Part List
20mm Aluminum Extrusion (~4–5 meters)
The structural skeleton of the entire ASV. Two long rails run fore-to-aft forming the spine of each outer pontoon, and two shorter cross-members connect them laterally to form the deck frame. This is what holds the whole vehicle's shape rigid and gives you mounting points for everything else.

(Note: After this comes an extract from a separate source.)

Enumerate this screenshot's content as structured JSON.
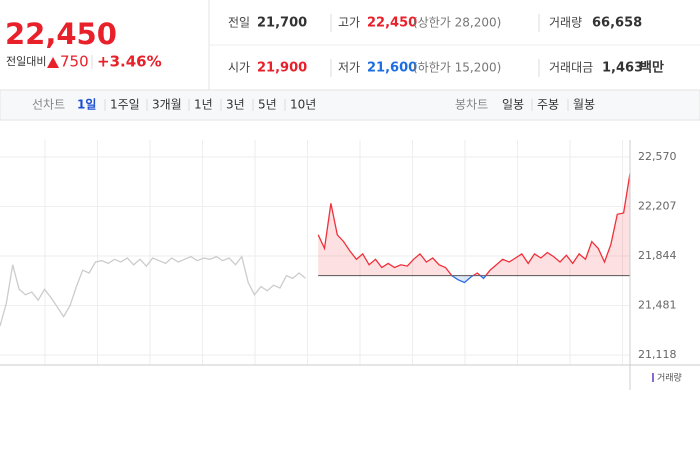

Aluminum Brackets/Connectors
Join the extrusion pieces together at 90-degree angles — specifically where the cross-members meet the pontoon rails. Without these the frame would flex and rack under wave loading.
HDPE Sheet (6mm)
Forms the actual hull panels of your two outer pontoons — bottom face, two side faces, two end caps, and top face of each hollow pontoon box. Also forms the flat deck panel that spans between the two hulls where your electronics enclosure and pump assembly mount. This is the material that actually contacts the water.
Marine Silicone Sealant
Applied to every interior and exterior seam on the HDPE pontoon boxes to make them watertight. If any joint leaks, the hollow pontoon floods and your buoyancy changes mid-mission.
Inspection Port Caps (x2)
One screwed into the top face of each pontoon. Before every deployment you unscrew these, check for any water accumulation inside, drain if needed, and reseal. Your only way to catch a slow leak before it becomes a mission-ending problem.
Stainless Steel Bolts, Nuts and Washers
All fasteners need to be stainless — regular steel corrodes in saltwater within weeks. Used to bolt the HDPE panels to the aluminum extrusion frame and to mount the electronics enclosure and pump assembly to the deck.
Center Intake Fairing (HDPE)
A narrow hydrodynamic shroud cut from leftover HDPE sheet and formed around your intake pipe assembly in the center channel. This is what makes it a proper trimaran rather than just a pipe hanging in the water — it gives the center element a clean shape that cuts through water rather than dragging through it and creating turbulence near your intake.
IP67 Waterproof Electronics Enclosure
Mounts on the deck between the two pontoons. Houses your ESP32, relay module, ADS1115, INA219, and SD card module — everything that absolutely cannot get wet. The IP67 rating means it's dust-tight and can handle water immersion, which matters when spray comes over the deck in chop.
Marine-Grade Epoxy (optional but recommended)
For bonding the HDPE panels at corners before the silicone goes on, giving the joints structural strength rather than relying on silicone alone. HDPE is notoriously difficult to bond chemically — you'd need to flame-treat or plasma-treat the surface first, so this is optional depending on whether you want the extra structural reinforcement or are relying purely on the aluminum frame for rigidity.